Я сидел и не знал, что сказать. В самом деле. Скажу, что дело не в Яфит, — придется рассказать ему про квартиру. Но ведь про квартиру я ему рассказать не могу, правда? Про нее знает только Джамиль. Но Морди мое молчание не смутило. Наоборот. Когда ты молчишь, ему еще больше говорить хочется.
— Ты ведь уже не ребенок, Коби, — сказал он наставительно. — Поздно тебе уже в игры играть. Тебе пора за ум браться и жену себе подыскивать. Только не такую, а заграничного производства. Как у Элико. Посмотри вон, как он теперь живет. А ведь за него любая бы пошла. Стоило бы ему у нас в поселке только свистнуть — сразу бы целая толпа набежала. Но он легких путей искать не хотел. Решил, как говорится, горячку не пороть. Сначала в армии отслужил.
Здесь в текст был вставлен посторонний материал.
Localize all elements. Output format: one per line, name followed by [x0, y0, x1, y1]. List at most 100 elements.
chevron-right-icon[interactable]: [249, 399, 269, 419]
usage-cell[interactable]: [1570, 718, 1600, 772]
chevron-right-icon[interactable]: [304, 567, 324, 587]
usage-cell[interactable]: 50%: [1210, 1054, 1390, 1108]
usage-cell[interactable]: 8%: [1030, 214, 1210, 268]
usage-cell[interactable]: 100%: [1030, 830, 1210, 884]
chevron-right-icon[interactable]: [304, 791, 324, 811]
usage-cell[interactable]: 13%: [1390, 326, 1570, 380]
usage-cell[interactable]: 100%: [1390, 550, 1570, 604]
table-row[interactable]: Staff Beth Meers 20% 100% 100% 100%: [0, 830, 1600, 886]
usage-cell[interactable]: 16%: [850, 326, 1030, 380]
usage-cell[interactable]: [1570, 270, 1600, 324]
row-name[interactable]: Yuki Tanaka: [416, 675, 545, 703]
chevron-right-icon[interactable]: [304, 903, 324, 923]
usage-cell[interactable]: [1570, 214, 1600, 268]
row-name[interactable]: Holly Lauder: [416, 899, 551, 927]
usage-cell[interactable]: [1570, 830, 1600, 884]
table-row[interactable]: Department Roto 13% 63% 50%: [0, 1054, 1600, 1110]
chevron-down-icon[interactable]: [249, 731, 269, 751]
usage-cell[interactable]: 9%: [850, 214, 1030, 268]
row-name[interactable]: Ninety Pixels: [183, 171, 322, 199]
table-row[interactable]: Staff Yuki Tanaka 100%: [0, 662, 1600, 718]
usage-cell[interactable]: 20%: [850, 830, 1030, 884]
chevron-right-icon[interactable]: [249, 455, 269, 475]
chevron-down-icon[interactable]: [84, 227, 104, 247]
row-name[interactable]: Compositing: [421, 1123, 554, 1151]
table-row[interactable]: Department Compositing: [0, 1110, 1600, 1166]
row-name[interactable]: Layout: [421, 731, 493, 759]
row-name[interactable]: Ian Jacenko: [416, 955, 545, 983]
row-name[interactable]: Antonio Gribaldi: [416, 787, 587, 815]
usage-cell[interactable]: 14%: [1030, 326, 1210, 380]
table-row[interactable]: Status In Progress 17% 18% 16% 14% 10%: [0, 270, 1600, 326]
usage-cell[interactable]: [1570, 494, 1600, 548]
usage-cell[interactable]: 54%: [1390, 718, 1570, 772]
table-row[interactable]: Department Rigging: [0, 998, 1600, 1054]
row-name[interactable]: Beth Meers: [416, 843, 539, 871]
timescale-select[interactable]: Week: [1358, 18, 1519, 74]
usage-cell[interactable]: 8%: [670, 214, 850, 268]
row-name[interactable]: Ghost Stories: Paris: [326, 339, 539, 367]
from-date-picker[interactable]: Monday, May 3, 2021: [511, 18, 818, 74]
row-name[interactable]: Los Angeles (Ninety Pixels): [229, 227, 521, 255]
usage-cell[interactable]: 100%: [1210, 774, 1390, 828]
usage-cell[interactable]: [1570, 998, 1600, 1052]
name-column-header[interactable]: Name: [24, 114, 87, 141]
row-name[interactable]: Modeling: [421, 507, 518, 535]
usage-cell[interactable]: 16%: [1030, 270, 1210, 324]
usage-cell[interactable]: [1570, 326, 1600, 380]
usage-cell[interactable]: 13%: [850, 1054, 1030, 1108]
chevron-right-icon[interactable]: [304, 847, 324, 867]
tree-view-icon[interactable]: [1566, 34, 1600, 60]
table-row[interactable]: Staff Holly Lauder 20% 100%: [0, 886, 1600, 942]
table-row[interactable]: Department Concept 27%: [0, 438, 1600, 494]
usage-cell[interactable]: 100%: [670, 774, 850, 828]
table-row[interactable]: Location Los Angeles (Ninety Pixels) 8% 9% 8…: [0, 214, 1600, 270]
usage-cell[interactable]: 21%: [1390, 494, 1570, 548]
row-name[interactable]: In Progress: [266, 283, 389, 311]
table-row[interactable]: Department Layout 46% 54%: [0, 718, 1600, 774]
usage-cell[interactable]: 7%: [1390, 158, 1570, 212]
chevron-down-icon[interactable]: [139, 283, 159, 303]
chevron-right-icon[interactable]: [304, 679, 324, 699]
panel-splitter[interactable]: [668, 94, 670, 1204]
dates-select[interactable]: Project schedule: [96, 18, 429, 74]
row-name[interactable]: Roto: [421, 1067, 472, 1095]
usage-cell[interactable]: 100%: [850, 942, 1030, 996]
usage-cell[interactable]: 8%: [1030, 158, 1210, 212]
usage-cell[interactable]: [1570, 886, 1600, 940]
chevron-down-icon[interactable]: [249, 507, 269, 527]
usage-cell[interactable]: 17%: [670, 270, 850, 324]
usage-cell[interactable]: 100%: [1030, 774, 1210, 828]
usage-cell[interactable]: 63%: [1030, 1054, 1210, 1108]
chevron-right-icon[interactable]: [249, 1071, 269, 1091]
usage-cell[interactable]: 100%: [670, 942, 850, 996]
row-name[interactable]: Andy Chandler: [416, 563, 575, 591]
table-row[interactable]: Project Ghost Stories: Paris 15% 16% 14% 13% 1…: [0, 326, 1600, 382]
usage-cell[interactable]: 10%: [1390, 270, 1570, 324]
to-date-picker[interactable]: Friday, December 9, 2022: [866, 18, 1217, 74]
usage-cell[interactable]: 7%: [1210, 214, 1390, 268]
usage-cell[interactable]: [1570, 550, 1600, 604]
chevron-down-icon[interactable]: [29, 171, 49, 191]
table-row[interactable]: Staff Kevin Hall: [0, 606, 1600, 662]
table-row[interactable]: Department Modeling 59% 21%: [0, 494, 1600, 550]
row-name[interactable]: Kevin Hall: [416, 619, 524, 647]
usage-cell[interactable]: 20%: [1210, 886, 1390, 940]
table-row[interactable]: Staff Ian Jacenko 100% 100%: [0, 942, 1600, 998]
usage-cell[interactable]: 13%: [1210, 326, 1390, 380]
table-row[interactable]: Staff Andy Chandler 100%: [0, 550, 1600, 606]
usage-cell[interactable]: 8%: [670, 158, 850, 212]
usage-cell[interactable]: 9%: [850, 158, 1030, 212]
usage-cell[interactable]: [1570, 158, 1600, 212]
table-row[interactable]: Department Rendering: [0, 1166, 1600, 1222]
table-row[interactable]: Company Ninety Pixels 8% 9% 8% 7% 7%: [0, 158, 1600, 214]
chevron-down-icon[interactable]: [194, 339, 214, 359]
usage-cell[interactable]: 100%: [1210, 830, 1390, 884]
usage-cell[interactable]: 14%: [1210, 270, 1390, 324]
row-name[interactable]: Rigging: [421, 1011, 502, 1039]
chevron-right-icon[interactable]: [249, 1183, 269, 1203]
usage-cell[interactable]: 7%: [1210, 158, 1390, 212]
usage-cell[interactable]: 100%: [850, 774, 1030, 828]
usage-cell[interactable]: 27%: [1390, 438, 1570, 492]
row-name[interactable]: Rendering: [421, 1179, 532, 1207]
Потом годик в Тель-Авиве покрутился. А как понял, что ему в Тель-Авиве ничего не светит и что он там себе стоящую бабу не найдет, взял да и в Норвегию рванул. А в Норвегии, брат, там тебе не то что тут. Там тебя, когда ты с самолета сойдешь, никто спрашивать не будет, откуда ты родом, кто твой папа и не марокканец ли ты часом. Нет, Коби, в Норвегии языками зря не треплют. Там на человека смотрят, а не на его происхождение. На тело его, на силу, на красоту. А красота, брат, она и в Африке красота: любая девчонка в мире ее оценит. Короче. Выучился Элико по-ихнему и стал рыбой торговать. И всего за полгода кучу денег заработал. Ну а потом поискал-поискал — и нашел в точности, что хотел. Красивую и богатую. Но заметь: не шибко красивую и не шибко богатую. Чтоб не очень-то нос задирала.